# Need for Speed Pro Street win 8.1 Kompatibilitätsmodus nicht vorhanden



## Heisenberg318 (5. Oktober 2014)

*Need for Speed Pro Street win 8.1 Kompatibilitätsmodus nicht vorhanden*

Guten Tag 
Ich hatte vorher Windows 7 da konnte ich den Kompatibilitätsmodus auch einstellen, da der Reiter in den Eigenschaften vorhanden war. Bin dann auf Windows 8.1 (64bit) umgestiegen und da sich das Spiel sowieso nicht so gut mit dem OS "verträgt" wollte ich direkt im Kompatibilitätsmodus starten, da ja sonst der weiter Button nicht funktioniert...
Habe auch Screenshots vom Eigenschaften- Fenster.


----------



## DarkScorpion (5. Oktober 2014)

*AW: Need for Speed Pro Street win 8.1 Kompatibilitätsmodus nicht vorhanden*

Hast du es auch mal direkt im Spieleverzeichniss probiert?

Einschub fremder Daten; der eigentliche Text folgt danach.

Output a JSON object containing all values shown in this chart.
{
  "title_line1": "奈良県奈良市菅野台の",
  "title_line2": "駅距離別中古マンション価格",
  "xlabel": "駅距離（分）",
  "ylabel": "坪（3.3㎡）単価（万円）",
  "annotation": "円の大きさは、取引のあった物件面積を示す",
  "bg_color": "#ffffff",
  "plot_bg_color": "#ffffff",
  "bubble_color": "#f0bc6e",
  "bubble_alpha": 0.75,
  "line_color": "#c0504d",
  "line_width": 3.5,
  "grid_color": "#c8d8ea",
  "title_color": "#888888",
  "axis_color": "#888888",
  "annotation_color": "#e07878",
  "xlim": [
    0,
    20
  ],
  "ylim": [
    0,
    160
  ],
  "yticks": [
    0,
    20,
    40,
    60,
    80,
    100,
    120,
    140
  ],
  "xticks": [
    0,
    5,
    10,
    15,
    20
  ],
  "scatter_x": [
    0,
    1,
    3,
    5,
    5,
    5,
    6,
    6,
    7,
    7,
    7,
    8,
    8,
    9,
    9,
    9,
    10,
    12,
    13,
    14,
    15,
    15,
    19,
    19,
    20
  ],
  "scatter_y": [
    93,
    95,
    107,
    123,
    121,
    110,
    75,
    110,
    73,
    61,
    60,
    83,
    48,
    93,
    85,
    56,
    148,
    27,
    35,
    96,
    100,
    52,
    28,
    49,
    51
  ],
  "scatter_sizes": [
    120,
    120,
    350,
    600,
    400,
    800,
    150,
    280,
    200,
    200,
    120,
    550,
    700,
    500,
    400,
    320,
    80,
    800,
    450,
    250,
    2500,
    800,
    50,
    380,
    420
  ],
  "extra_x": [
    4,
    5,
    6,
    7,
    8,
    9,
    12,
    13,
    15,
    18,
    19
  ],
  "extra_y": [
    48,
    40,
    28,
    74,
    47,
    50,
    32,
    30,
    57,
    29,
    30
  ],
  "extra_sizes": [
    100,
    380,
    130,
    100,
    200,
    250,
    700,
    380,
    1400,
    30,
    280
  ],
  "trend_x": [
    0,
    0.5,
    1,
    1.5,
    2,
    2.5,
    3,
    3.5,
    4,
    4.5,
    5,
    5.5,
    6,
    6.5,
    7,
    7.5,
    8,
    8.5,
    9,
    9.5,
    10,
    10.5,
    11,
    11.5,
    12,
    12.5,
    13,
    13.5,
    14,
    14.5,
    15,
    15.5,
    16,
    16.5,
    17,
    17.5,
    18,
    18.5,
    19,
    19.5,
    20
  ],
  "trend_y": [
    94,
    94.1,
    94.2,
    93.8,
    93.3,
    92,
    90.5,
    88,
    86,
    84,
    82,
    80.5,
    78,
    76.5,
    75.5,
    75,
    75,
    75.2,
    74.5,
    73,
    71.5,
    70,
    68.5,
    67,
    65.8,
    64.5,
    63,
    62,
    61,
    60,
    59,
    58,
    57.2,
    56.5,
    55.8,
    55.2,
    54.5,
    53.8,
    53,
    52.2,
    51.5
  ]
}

Und warum hast du das Game in einem Ordner namens "_" installiert?


----------



## Heisenberg318 (5. Oktober 2014)

*AW: Need for Speed Pro Street win 8.1 Kompatibilitätsmodus nicht vorhanden*



DarkScorpion schrieb:


> Hast du es auch mal direkt im Spieleverzeichniss probiert?
> 
> Und warum hast du das Game in einem Ordner namens "_" installiert?


 
Ja, hab ich...

In dem Ordner hab ich meine ganzen Spiele, der heißt "_" damit Windows ihn immer ganz nach oben packt... (kleine Macke )


----------



## DarkScorpion (5. Oktober 2014)

*AW: Need for Speed Pro Street win 8.1 Kompatibilitätsmodus nicht vorhanden*

Dann weis ich auch nicht weiter, habe es mal bei mir ausprobiert, aber egal welches Programm, welche Verknüpfung ich auswähle, ich habe immer die Kompa dabei


----------



## Heisenberg318 (7. Oktober 2014)

*AW: Need for Speed Pro Street win 8.1 Kompatibilitätsmodus nicht vorhanden*

Weiß echt niemand, was ich da machen kann?


----------



## Galford (13. Oktober 2014)

*AW: Need for Speed Pro Street win 8.1 Kompatibilitätsmodus nicht vorhanden*

Edit:
Und schon muss ich mich berichtigen. Ich lasse das bisher von mir Geschriebene einfach mal ganz unten stehen, aber ich ändere die Schriftgröße. Aber am Besten ignoriert man es einfach, da die Sachverhalte so dann nicht mehr richtig sind. 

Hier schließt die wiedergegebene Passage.